History and Mission
ARLA Was Founded in 1989 to Help Counter Legislative Threats to the Federal Employers’ Liability Act (FELA)
ARLA’s Objectives as Drafted by its Founding Members
- to promote rail safety for the traveling public
- to promote safe working conditions and standards for railroad employees
- to promote a system of full and adequate compensation for injured railroad workers by maintenance of the FELA which provides for trial by jury
- to promote the rendering of whatever aid, comfort or assistance may be required of an injured railroad employee client or his or her family client
- to provide educational opportunities for attorneys who are members of the association and
- to promote and maintain high standards of professional ethics, competency and demeanor in the bench and bar– to promote and protect those employees who voice safety concerns by supporting FRSA Whistleblower protection
AND WE CONTINUE THE WORK TODAY
Through the years, ARLA has held fast to its founding mission – to protect and preserve the FELA. One of the organization’s great strengths has been its ability to bring FELA practitioners together to share information and in turn preserve the FELA for railroad workers and their families.

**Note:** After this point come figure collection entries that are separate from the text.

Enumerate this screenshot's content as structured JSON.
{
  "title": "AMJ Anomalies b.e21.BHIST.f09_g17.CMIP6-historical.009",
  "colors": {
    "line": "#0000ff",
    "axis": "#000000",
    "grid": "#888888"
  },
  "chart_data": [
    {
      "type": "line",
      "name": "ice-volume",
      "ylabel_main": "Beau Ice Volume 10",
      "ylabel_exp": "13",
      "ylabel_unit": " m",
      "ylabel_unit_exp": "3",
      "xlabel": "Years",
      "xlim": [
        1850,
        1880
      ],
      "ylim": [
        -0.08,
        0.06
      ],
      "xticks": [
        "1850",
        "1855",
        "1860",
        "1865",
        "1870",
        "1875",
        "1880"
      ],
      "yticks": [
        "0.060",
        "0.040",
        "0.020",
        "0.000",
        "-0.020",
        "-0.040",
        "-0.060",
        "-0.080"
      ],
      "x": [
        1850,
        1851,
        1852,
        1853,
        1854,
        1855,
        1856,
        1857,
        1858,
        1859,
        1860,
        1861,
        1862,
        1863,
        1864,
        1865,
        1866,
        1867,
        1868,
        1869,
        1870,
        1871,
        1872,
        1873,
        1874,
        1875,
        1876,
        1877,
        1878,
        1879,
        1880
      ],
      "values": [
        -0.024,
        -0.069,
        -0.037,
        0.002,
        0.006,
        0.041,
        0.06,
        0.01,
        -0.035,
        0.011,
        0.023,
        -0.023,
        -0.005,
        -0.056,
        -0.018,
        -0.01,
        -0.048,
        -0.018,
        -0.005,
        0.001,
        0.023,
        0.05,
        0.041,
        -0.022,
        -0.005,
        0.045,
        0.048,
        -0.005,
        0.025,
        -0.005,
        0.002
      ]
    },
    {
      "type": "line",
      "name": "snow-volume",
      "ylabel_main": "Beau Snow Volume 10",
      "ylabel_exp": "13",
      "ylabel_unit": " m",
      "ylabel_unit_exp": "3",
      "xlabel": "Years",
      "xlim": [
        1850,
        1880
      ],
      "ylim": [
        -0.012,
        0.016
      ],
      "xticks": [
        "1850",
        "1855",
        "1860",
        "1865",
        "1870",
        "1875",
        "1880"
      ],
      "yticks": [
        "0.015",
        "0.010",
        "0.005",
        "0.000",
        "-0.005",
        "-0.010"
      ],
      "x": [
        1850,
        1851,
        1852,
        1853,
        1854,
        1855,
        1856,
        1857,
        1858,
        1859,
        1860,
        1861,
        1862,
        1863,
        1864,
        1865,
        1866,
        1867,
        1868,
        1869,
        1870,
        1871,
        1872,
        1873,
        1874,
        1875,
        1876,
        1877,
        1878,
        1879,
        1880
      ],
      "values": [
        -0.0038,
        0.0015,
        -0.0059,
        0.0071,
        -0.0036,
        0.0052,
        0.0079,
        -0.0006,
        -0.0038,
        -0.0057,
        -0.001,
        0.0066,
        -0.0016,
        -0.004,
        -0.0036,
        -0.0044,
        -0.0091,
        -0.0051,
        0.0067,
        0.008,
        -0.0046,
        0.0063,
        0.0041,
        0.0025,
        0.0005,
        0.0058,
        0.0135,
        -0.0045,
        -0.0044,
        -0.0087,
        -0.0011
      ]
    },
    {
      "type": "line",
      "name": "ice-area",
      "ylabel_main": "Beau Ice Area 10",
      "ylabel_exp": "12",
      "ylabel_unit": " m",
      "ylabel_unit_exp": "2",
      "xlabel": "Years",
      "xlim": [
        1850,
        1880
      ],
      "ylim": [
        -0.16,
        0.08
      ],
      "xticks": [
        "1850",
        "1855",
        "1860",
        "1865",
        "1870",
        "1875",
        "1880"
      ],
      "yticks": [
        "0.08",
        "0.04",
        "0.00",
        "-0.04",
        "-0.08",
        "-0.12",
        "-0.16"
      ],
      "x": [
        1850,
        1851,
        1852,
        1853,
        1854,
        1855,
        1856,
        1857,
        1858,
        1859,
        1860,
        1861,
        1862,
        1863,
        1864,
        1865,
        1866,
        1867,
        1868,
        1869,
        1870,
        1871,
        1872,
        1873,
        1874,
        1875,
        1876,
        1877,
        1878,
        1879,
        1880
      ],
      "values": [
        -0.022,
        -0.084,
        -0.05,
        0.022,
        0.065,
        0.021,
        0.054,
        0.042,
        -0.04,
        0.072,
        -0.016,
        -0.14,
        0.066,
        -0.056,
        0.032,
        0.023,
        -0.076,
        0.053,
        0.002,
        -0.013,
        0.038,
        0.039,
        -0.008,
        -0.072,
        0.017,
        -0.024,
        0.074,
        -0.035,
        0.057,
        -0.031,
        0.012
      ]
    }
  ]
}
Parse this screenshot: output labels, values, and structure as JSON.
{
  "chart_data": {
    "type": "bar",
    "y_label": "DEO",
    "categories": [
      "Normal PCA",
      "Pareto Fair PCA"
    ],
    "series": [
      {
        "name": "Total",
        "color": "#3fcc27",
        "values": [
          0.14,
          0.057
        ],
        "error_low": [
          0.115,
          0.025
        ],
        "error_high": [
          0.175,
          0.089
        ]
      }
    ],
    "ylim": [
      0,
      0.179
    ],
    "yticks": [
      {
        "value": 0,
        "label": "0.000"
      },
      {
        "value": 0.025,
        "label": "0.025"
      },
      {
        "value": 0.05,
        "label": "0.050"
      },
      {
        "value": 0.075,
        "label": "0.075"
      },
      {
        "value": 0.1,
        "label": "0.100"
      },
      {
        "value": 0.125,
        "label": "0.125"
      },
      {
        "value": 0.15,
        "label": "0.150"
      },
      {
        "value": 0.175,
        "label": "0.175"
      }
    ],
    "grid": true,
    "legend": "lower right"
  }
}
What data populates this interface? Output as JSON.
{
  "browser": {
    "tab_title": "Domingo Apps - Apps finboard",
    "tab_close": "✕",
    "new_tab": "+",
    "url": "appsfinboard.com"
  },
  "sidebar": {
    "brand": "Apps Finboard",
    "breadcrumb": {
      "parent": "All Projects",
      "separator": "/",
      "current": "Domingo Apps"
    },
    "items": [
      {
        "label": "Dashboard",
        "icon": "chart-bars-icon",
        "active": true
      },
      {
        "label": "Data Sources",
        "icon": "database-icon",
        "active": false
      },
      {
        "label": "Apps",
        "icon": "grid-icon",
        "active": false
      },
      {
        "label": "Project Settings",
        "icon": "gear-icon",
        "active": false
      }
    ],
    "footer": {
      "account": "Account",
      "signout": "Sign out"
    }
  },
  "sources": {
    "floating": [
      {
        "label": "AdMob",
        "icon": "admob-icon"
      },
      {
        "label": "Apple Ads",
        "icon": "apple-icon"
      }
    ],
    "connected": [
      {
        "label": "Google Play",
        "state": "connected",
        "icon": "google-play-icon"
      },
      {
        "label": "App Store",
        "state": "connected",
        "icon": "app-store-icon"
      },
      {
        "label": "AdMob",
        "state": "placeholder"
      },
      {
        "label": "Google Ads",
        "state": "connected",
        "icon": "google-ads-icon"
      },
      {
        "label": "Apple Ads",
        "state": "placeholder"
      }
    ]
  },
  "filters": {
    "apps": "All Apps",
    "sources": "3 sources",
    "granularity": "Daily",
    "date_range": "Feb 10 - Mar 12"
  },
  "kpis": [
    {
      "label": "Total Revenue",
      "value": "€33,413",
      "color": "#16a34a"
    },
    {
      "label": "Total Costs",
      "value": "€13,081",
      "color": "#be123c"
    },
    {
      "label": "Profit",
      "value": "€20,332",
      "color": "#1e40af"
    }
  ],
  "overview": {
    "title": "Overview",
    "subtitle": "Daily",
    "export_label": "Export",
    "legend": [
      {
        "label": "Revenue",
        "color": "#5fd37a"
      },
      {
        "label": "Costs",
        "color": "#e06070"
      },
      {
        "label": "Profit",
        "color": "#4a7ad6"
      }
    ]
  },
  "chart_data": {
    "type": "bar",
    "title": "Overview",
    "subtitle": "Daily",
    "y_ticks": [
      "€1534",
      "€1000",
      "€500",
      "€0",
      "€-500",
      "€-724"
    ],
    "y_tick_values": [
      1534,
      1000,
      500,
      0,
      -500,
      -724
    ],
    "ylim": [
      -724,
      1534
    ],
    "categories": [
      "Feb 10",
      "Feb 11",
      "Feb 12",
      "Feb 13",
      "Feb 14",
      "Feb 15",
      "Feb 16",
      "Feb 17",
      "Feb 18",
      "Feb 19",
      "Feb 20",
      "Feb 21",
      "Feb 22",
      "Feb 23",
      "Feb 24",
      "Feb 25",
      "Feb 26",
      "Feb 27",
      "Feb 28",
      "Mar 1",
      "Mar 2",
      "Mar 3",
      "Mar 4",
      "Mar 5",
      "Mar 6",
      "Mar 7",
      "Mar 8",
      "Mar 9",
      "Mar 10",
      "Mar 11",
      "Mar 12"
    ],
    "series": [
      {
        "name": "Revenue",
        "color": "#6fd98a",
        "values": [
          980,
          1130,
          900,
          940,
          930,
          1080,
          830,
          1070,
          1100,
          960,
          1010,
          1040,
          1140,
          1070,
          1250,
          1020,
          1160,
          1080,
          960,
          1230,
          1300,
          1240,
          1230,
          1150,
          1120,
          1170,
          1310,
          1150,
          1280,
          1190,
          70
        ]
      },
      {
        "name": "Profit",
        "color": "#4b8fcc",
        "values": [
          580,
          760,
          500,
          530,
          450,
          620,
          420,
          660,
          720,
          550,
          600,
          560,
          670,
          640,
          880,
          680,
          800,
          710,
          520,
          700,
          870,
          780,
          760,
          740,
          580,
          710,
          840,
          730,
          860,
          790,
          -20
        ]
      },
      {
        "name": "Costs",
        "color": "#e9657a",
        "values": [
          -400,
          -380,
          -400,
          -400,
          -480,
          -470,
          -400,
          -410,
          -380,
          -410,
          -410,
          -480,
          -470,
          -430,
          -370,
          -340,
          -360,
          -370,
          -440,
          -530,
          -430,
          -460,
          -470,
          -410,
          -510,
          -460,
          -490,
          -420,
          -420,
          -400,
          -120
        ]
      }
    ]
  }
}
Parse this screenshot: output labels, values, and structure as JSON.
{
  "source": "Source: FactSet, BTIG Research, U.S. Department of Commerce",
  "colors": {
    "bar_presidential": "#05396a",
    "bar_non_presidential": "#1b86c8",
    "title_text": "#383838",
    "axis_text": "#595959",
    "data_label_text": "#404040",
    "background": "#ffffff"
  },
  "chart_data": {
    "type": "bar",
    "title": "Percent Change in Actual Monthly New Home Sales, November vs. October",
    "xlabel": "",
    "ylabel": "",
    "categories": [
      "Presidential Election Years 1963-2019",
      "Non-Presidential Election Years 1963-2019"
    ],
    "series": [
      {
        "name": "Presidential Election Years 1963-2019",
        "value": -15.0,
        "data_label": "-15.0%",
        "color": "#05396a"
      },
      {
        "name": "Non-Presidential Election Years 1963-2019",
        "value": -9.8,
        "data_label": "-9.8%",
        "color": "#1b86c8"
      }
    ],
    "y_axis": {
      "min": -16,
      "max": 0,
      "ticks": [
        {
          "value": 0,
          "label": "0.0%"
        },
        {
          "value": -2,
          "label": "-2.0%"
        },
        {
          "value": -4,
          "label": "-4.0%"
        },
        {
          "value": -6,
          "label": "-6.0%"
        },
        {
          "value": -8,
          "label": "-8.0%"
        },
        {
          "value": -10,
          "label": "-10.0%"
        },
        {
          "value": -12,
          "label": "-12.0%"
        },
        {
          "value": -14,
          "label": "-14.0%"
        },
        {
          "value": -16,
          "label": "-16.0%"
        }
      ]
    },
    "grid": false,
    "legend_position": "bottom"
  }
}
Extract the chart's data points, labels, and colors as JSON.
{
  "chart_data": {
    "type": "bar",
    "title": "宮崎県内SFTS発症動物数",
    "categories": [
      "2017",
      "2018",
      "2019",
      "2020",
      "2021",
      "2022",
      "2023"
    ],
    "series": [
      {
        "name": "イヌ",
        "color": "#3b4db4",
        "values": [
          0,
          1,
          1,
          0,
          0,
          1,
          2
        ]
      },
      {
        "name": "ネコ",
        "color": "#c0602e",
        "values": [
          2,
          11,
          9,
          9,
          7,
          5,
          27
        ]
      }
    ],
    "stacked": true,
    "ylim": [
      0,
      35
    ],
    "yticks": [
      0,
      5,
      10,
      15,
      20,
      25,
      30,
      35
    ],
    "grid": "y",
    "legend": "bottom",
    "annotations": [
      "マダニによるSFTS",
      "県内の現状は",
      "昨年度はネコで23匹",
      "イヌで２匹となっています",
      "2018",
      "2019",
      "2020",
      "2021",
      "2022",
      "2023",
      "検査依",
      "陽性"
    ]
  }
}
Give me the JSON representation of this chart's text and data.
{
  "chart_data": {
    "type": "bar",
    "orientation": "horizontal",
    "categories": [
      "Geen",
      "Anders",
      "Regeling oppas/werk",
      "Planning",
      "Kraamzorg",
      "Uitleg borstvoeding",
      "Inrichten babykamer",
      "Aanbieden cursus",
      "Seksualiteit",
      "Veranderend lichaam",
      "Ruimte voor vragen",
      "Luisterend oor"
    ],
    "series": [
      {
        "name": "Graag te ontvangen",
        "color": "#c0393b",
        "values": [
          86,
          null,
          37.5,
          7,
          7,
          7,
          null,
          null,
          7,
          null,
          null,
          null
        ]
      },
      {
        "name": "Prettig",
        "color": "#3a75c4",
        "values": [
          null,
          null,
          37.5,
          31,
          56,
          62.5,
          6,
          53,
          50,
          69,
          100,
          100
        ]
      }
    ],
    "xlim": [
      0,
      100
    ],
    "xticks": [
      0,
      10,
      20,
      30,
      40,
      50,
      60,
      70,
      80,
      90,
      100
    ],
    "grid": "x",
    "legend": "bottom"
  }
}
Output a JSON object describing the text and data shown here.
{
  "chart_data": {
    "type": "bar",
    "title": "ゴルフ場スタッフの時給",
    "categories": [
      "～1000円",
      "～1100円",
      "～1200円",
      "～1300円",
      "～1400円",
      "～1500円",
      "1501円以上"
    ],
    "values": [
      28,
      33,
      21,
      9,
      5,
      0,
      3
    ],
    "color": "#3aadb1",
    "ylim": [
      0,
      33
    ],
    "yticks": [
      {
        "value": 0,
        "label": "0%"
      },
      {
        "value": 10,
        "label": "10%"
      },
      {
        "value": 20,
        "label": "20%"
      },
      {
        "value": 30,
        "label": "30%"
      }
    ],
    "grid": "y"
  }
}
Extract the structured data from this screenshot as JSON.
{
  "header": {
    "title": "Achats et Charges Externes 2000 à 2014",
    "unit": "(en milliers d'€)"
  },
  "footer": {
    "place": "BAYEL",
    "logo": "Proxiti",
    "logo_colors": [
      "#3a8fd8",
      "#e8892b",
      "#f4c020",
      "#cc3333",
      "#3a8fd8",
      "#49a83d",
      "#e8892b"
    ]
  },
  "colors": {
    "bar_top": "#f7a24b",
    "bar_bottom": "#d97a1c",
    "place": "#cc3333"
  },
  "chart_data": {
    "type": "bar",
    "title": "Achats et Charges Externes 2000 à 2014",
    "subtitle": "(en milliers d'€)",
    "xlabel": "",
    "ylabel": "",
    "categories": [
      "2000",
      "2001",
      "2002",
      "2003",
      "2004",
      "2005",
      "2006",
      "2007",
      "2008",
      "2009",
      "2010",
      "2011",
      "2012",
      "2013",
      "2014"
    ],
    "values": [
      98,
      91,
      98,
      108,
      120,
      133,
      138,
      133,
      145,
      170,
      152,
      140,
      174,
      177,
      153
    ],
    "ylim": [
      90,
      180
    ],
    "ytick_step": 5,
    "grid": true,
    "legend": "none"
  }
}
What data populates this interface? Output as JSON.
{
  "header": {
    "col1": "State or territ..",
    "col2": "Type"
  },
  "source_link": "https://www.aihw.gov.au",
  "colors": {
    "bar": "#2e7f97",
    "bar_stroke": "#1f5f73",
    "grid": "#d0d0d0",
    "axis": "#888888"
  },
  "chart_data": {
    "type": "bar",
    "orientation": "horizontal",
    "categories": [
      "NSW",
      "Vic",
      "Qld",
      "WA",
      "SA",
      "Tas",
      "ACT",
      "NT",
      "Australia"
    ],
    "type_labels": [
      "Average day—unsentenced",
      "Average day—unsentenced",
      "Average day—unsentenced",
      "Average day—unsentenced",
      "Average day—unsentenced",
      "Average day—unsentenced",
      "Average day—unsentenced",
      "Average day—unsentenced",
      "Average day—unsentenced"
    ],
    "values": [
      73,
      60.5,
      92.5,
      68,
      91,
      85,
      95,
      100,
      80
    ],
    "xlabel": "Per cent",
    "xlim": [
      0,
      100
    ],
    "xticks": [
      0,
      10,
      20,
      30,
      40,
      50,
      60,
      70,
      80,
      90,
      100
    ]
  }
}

“Tort law is intended to further twin purposes: deterrence of unsafe practices and compensation for injuries. By those measures, the F.E.L.A is irreproachable.”
— Bruce E. Fein Former Associate Deputy Attorney General
ARLA’S POSITION STATEMENT ON RACIAL AND ECONOMIC EQUALITY
The Academy of Rail Labor Attorneys (ARLA) adds our voice to the millions condemning racial and economic inequality that persists in our country today. For more than three decades ARLA has partnered with Rail Labor Organizations to represent and defend injured union workers of all crafts, races, creeds, and genders. We will continue to aggressively represent our union brothers and sisters and treat every person with dignity and respect, the very foundation upon which the labor movement was built.
The repeated, horrific and unjustifiable killings of Black people at the hands of police – George Floyd, Tyre Nichols and so many others in our community – has spawned protests, marches, calls for legislative change, a nationwide debate over policing policies, and outrage from every corner of the globe. We are all soul searching.
We must act. What we are seeing on the streets now is not just the response to the murder of George Floyd and others, but the ramification of an unbalanced society built on an inherently racist understructure. We have to be honest about this country’s real history.
Apathy is not an option for our organization and its members in these troubling times. ARLA members believe that we cannot stand by and merely hope that the injustices surrounding economic and racial inequality in our country solve themselves. We will work for true equality not just for members of organized labor and those we represent, but for all members of our communities.
We condemn racism in all forms and support the Black Lives Matter movement. As Bryan Stevenson wrote in Just Mercy, “We are all implicated when we allow other people to be mistreated.” As lawyers and community leaders, we will do more.